Part. 2 - Silly

Udah jadian selama tujuh bulan lebih dua hari, harusnya tuh aku biasa aja tiap malam minggu. Tapi malah aku selalu panik kalau udah mau jam dua siang.

Gimana, nggak? Aku tuh kayak yang bingung mau pake baju apa, dandan kayak gimana, atau mikirin gimana caranya tampil cantik dengan posisi aku yang masih kelas 12.

Mau dandan seksi, nggak pantes karena ukuran tubuh nggak memadai.

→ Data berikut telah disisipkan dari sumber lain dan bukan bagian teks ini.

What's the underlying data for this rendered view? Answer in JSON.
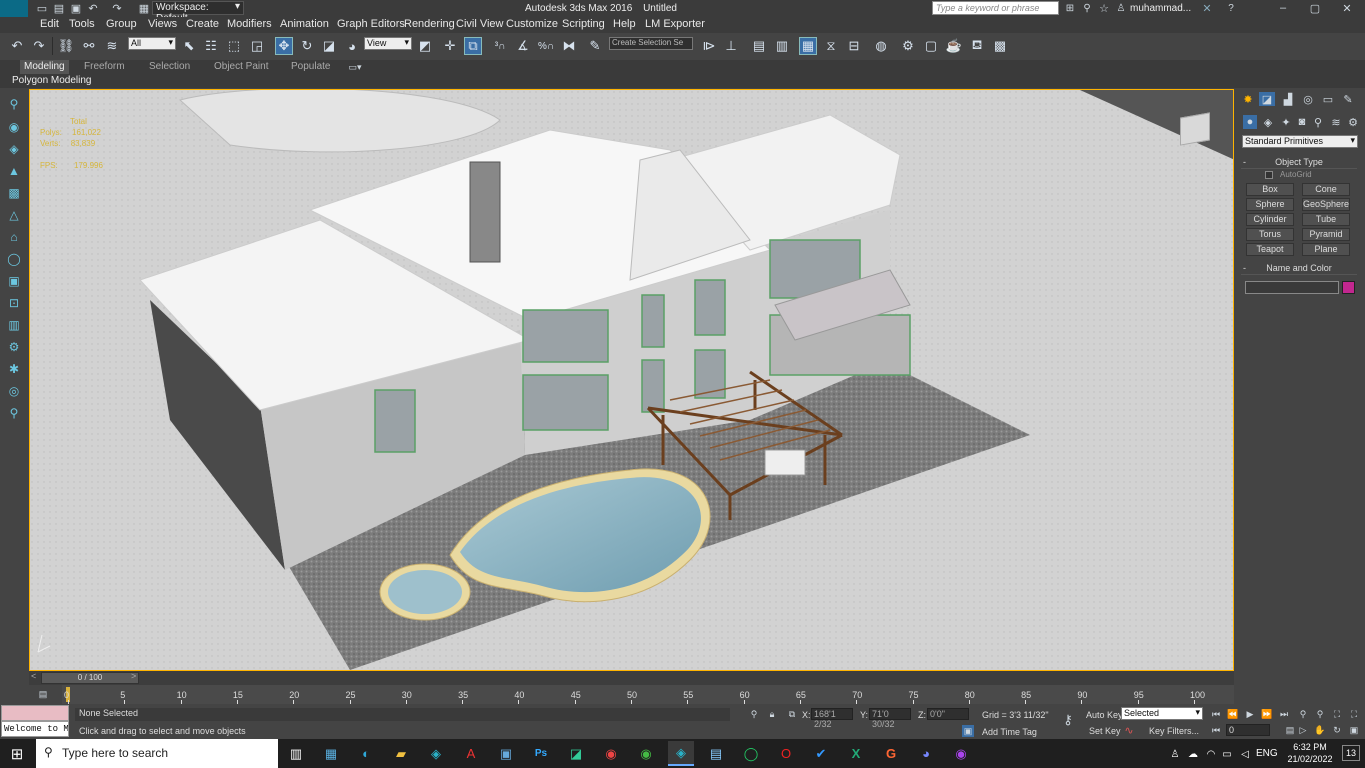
{
  "app": {
    "title": "Autodesk 3ds Max 2016",
    "document": "Untitled",
    "logo": "MAX",
    "workspace": "Workspace: Default",
    "search_placeholder": "Type a keyword or phrase",
    "user": "muhammad..."
  },
  "menu": [
    "Edit",
    "Tools",
    "Group",
    "Views",
    "Create",
    "Modifiers",
    "Animation",
    "Graph Editors",
    "Rendering",
    "Civil View",
    "Customize",
    "Scripting",
    "Help",
    "LM Exporter"
  ],
  "toolbar": {
    "filter": "All",
    "ref_coord": "View",
    "selection_set": "Create Selection Se"
  },
  "ribbon": {
    "tabs": [
      "Modeling",
      "Freeform",
      "Selection",
      "Object Paint",
      "Populate"
    ],
    "sub": "Polygon Modeling"
  },
  "viewport": {
    "stats": {
      "total_label": "Total",
      "polys_label": "Polys:",
      "polys": "161,022",
      "verts_label": "Verts:",
      "verts": "83,839",
      "fps_label": "FPS:",
      "fps": "179.996"
    }
  },
  "command_panel": {
    "dropdown": "Standard Primitives",
    "object_type": "Object Type",
    "autogrid": "AutoGrid",
    "buttons": [
      "Box",
      "Cone",
      "Sphere",
      "GeoSphere",
      "Cylinder",
      "Tube",
      "Torus",
      "Pyramid",
      "Teapot",
      "Plane"
    ],
    "name_color": "Name and Color",
    "color_swatch": "#c2278f"
  },
  "time_slider": {
    "value": "0 / 100"
  },
  "trackbar": {
    "ticks": [
      "0",
      "5",
      "10",
      "15",
      "20",
      "25",
      "30",
      "35",
      "40",
      "45",
      "50",
      "55",
      "60",
      "65",
      "70",
      "75",
      "80",
      "85",
      "90",
      "95",
      "100"
    ]
  },
  "status": {
    "maxscript": "Welcome to M",
    "selection": "None Selected",
    "prompt": "Click and drag to select and move objects",
    "x_label": "X:",
    "x": "168'1 2/32",
    "y_label": "Y:",
    "y": "71'0 30/32",
    "z_label": "Z:",
    "z": "0'0\"",
    "grid": "Grid = 3'3 11/32\"",
    "add_time_tag": "Add Time Tag",
    "auto_key": "Auto Key",
    "selected": "Selected",
    "set_key": "Set Key",
    "key_filters": "Key Filters...",
    "frame": "0"
  },
  "taskbar": {
    "search": "Type here to search",
    "lang": "ENG",
    "time": "6:32 PM",
    "date": "21/02/2022",
    "notif": "13"
  }
}
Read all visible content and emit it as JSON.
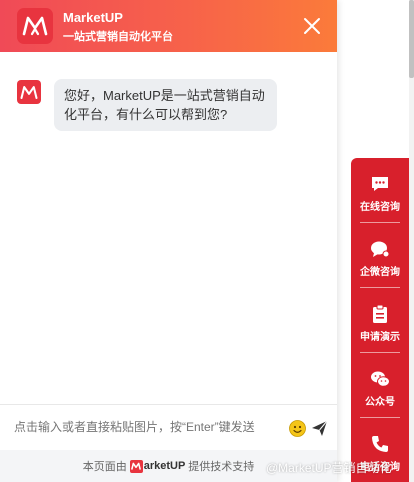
{
  "header": {
    "title": "MarketUP",
    "subtitle": "一站式营销自动化平台",
    "close_icon": "close-icon"
  },
  "messages": [
    {
      "sender": "bot",
      "text": "您好，MarketUP是一站式营销自动化平台，有什么可以帮到您?"
    }
  ],
  "input": {
    "placeholder": "点击输入或者直接粘贴图片，按“Enter”键发送",
    "emoji_icon": "emoji-icon",
    "send_icon": "send-icon"
  },
  "footer": {
    "prefix": "本页面由",
    "brand": "arketUP",
    "suffix": "提供技术支持"
  },
  "side_panel": {
    "items": [
      {
        "label": "在线咨询",
        "icon": "chat-bubble-icon"
      },
      {
        "label": "企微咨询",
        "icon": "wecom-icon"
      },
      {
        "label": "申请演示",
        "icon": "clipboard-icon"
      },
      {
        "label": "公众号",
        "icon": "wechat-icon"
      },
      {
        "label": "电话咨询",
        "icon": "phone-icon"
      }
    ]
  },
  "watermark": "@MarketUP营销自动化",
  "colors": {
    "brand_red": "#e8343f",
    "header_gradient_start": "#f04a57",
    "header_gradient_end": "#fb7b3a",
    "side_panel": "#d8202c"
  }
}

Pernah banget aku beli sabrina dress, bukannya nyangkut di lengan, malah kedodoran karena dadaku kurang menantang.

Mau sederhana, masa iya aku harus tampil ala kadarnya. Keliatan banget kayak anak ABG. Aku nggak mau disangka jalan sama Om-Om. Nggak tahu seleraku yang salah karena suka sama Jed, atau selera Jed yang salah nyangkut di aku.

Tiap minggu, aku selalu beli baju. Ya lewat online, atau jajan sama temen yang bawa baju dagangan. Kalau lucu banget, aku pasti beli. Jadi, uang jajanku habis buat beli baju demi bisa tampil maksimal di depan Jed. Hufftt, segitu bucinnya aku sama dia.

"Nanti malam jadi?"

Sms yang dikirim Jed sejak tadi siang, sudah kubaca berulang dan selalu membuatku panik. Kayaknya nggak banget deh kalau kayak gini terus. Lama-lama, aku bisa darah tinggi.

"Naura, itu Om Jed udah jemput!" panggil Mama dari bawah.

Seperti itulah Jed di mata Papa dan Mama. Mereka mengharuskanku untuk memanggil Jed dengan panggilan Om, karena Jed adalah teman Om Will.

Setiap hari Sabtu, aku bilang sama Mama kalau ada ibadah di hari Sabtu malam, yang kebetulan Jed juga ikut ibadah di sana. Jadi gini, di setiap Sabtu malam, ada ibadah remaja dan pemuda, yang dikhususkan untuk para muda-mudi, dimulai dari anak SMP sampe yang udah kerja. Kalau Minggu adalah ibadah untuk umum, yang artinya diperuntukkan untuk segala usia.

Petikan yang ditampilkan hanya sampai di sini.